Combine this with a frustrating control scheme and an atrocious save system and you have one of the more frustrating game experiences in recent history. It's frustrating because
it comes so close to greatness--the plot is solid, the graphics are sharp, but the execution leaves a whole lot to be desired.
Edward Carnby, protagonist of the original Alone in the Dark games, returns on a quest to find out just what went wrong on Shadow Island. Along for the ride is Aline Cedrac, who believes it's going to be a relatively mundane translation effort for some rare tablets found there. Of course, things go horribly awry from the beginning, and you have to pick which of the two characters to play as in your quest to find out what really happened.
The two stories are intertwined--indeed, you'll interact with the other character as you play your own quest, and while the 'stories' don't quite match up completely, there's enough overlap that you don't feel cheated. Even so, the two branches play considerably differently. Carnby's story tends to concentrate more on combat and less on puzzles; Aline's is definitely more solve-oriented. She also starts off at a pretty serious disadvantage, lacking even a weapon to shoot enemies with.
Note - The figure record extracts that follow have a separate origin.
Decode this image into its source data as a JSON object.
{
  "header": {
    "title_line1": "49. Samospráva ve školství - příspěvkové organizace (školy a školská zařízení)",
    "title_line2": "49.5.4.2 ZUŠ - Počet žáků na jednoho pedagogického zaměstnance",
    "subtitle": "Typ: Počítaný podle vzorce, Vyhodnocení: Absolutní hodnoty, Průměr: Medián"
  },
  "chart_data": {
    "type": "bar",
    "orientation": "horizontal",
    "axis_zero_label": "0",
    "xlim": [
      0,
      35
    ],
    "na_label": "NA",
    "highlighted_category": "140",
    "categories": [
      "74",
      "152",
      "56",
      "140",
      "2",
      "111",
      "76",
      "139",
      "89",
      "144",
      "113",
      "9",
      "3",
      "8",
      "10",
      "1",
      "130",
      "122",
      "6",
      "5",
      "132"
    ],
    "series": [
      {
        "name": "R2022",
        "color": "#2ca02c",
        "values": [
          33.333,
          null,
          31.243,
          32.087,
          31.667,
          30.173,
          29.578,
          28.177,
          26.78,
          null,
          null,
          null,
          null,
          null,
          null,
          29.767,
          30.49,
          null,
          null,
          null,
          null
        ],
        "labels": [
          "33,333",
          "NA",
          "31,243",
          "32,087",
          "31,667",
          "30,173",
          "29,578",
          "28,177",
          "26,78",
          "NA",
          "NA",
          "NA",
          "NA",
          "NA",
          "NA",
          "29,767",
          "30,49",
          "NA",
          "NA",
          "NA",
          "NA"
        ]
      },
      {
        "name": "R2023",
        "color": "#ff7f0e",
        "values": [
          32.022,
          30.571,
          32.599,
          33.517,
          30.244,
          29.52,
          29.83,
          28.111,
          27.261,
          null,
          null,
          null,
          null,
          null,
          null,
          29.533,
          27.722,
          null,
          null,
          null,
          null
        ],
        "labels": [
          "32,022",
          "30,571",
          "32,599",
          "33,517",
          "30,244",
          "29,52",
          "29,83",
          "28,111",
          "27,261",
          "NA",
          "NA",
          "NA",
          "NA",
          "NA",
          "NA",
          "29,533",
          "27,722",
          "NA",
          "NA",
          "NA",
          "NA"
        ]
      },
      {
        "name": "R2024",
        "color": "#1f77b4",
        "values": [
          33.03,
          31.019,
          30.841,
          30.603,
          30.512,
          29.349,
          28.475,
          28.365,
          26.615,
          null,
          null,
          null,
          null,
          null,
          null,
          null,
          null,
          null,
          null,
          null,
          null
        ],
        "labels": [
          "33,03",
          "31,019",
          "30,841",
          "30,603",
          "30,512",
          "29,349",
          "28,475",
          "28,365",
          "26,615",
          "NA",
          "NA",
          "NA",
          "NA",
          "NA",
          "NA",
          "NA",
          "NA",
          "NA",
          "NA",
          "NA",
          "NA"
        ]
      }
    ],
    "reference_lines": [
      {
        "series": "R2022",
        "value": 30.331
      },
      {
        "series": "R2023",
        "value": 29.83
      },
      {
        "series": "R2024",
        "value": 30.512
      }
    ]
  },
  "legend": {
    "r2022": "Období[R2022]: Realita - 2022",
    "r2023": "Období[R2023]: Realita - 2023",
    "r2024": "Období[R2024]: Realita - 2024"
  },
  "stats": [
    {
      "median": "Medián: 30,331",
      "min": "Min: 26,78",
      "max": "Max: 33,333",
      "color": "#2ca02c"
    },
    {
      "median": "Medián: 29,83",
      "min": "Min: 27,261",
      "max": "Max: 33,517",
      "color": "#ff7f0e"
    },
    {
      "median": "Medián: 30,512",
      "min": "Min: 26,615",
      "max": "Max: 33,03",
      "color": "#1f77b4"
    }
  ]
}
The game plays much like any survival horror game you've ever tinkered around with. Manipulating the environment is considerably more frustrating than it should be, though, because you do almost everything with the space button. In addition to this, a number of places in the game have very small 'sweet spots' that are very frustrating to hit. This can lead to shuffling about, trying to get positioned right, which is never a fun experience.
Compounding this is the atrocious save system. You have to use Save Tokens, which is fine and dandy--they're pretty liberal with them throughout the game, so it shouldn't be much of an issue to make it through without running out of tokens. However, when you save the game, it doesn't really save the game completely. You have to recomplete whatever zone you find yourself in. This can be fantastically frustrating, as some of the zones require a long sequence of actions and combat situations to complete, and repeating that sort of stuff is never fun.
Admittedly, many of the problems with the control scheme and the save system result from the fact that Alone in the Dark: The New Nightmare is a port of a PSX game as opposed to the other way around. But that doesn't excuse the developers from fixing it on the PC.
And it's a real shame, because despite its issues and relatively short length Alone in the Dark is a fun game. It kept me intrigued long enough to find out what was going on; I didn't feel like I was playing 'to play'.